VIDEO: Drone footage shows orcas killing great white shark
Evidence that orcas hunt great white sharks has been published. In a scientific study, a pod of killer whales was seen chasing sharks during a hour-long pursuit off Mossel Bay, South Africa.
“This behaviour has never been witnessed in detail before, and certainly never from the air,” says Alison Towner, a shark scientist at Marine Dynamics Academy in Gansbaai.
The footage shows five orcas chasing and killing a great white shark.
“Killer whales are highly intelligent and social animals. Their group hunting methods make them incredibly effective predators,” says Simon Elwen, the study’s co-author.
Sharks disappeared from the area after the attack, with only one great white spotted in the next 45 days, according to the paper, which was published in the journal Ecology. The authors say this confirms sharks have a flight response.
The presence of the orcas – two of whom are known as Port and Starboard by scientists – has been linked with eight great white shark carcasses washing up on the country’s shoreline since 2017. Since the attacks began, great whites appear to be avoiding the area around Gansbaai, which has been a tourist hotspot for seeing the predatory fish, according to NHM.
The orcas behaviour is thought to be affecting the marine ecosystem. “With no great white sharks restricting cape fur seal behaviour, the seals can predate on endangered African penguins or compete for the small pelagic fish they eat,” says Towner.
Knock-on effects in an eco-system for the other groups is known as a trophic cascade.
“It has triggered the emergence of a new mesopredator (a predator in the middle of a food chain) known as the bronze whaler shark to the area which are known to be eaten by the great white shark,” Towner says. “These bronze whalers are also being attacked by the orcas too, who are indicating a level of experience and skill in hunting large sharks.
“There is only so much pressure an ecosystem can take, and the impacts of these orca removing sharks are likely far reaching.”

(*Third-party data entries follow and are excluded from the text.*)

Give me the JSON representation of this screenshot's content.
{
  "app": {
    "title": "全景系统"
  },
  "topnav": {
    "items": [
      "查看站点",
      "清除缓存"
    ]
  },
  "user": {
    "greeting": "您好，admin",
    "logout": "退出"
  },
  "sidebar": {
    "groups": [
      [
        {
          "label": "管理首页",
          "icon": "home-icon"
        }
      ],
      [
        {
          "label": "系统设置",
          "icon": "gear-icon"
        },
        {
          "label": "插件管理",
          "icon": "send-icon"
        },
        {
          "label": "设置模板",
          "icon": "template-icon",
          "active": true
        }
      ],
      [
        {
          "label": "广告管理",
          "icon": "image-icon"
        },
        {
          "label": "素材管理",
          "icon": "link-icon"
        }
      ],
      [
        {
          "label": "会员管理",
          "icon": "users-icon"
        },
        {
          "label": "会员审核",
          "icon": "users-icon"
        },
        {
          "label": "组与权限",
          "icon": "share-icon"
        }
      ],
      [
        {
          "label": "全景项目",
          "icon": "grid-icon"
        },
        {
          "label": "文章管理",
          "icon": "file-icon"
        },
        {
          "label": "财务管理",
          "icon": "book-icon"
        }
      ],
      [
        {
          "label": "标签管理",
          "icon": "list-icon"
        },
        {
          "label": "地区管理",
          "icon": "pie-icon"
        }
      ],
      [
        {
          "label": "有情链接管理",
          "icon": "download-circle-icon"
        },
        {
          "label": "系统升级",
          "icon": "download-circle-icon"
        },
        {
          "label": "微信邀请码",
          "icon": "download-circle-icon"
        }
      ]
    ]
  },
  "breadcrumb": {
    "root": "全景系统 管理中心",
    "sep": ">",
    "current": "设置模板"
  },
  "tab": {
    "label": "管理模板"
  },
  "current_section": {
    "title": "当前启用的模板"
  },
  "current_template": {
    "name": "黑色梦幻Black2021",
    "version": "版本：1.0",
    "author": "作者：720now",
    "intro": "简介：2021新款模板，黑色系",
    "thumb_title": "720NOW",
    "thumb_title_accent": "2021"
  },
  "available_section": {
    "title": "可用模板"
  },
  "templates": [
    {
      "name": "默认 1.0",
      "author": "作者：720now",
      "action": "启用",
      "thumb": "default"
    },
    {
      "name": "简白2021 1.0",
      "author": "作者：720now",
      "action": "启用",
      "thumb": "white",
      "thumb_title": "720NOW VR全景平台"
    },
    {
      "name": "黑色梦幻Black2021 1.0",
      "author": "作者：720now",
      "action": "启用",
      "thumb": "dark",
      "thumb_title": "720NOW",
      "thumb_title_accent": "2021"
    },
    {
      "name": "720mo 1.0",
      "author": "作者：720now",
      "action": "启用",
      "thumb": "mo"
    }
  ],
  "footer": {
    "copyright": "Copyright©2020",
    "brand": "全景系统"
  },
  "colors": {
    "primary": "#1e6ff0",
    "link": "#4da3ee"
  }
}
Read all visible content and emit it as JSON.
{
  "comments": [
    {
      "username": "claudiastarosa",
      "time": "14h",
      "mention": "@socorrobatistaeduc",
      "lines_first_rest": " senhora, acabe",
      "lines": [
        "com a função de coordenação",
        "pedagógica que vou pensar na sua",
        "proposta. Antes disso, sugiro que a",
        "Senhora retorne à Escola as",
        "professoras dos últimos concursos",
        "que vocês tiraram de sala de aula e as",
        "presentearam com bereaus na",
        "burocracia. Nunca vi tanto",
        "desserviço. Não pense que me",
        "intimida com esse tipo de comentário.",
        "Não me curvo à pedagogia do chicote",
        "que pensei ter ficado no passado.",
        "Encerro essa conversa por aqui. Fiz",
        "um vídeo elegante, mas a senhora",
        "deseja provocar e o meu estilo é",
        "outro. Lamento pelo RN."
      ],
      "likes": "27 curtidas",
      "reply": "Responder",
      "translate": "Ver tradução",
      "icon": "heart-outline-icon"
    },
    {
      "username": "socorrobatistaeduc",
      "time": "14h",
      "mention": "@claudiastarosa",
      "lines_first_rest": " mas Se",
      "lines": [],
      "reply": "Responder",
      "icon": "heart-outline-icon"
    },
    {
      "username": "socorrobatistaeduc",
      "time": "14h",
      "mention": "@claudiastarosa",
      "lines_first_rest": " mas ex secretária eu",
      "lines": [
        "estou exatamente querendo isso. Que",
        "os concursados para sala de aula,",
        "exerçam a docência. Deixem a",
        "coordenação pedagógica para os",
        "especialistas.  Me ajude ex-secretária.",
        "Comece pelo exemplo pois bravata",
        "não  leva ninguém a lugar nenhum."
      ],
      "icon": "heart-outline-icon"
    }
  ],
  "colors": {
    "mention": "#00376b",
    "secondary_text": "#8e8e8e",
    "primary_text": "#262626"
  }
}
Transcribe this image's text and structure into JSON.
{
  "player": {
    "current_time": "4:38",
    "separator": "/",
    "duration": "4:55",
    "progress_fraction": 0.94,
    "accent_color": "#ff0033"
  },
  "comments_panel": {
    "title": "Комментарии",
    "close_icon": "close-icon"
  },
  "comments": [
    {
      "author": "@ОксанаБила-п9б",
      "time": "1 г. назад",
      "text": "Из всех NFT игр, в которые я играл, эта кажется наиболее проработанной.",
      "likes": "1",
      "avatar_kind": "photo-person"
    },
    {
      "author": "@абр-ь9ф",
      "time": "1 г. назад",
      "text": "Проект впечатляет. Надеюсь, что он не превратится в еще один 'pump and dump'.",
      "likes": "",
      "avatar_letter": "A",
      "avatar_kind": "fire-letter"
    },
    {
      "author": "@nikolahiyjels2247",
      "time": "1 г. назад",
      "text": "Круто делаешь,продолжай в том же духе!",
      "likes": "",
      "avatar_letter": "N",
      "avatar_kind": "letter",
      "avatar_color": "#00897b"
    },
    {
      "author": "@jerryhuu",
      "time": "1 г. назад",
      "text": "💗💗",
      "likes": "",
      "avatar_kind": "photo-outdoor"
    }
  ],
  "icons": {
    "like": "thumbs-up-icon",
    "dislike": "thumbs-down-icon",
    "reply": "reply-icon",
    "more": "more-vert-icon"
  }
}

In October 2020 a group of scientists claimed attacks on boats by orcas off the north-western Spanish coast were carried out by two or three younger whales who likely felt threatened by the larger vessels. Alfredo López, a biology professor, said the animals were taking “precautionary” steps to protect themselves after a Scottish yacht owner described how his boat was attacked by three orcas. A sailor from New Milton, Hampshire said he felt he was “caught up in a horror film” when a pod of 30 orca whales repeatedly attacked the yacht he was crewing on during the following summer (July 2021).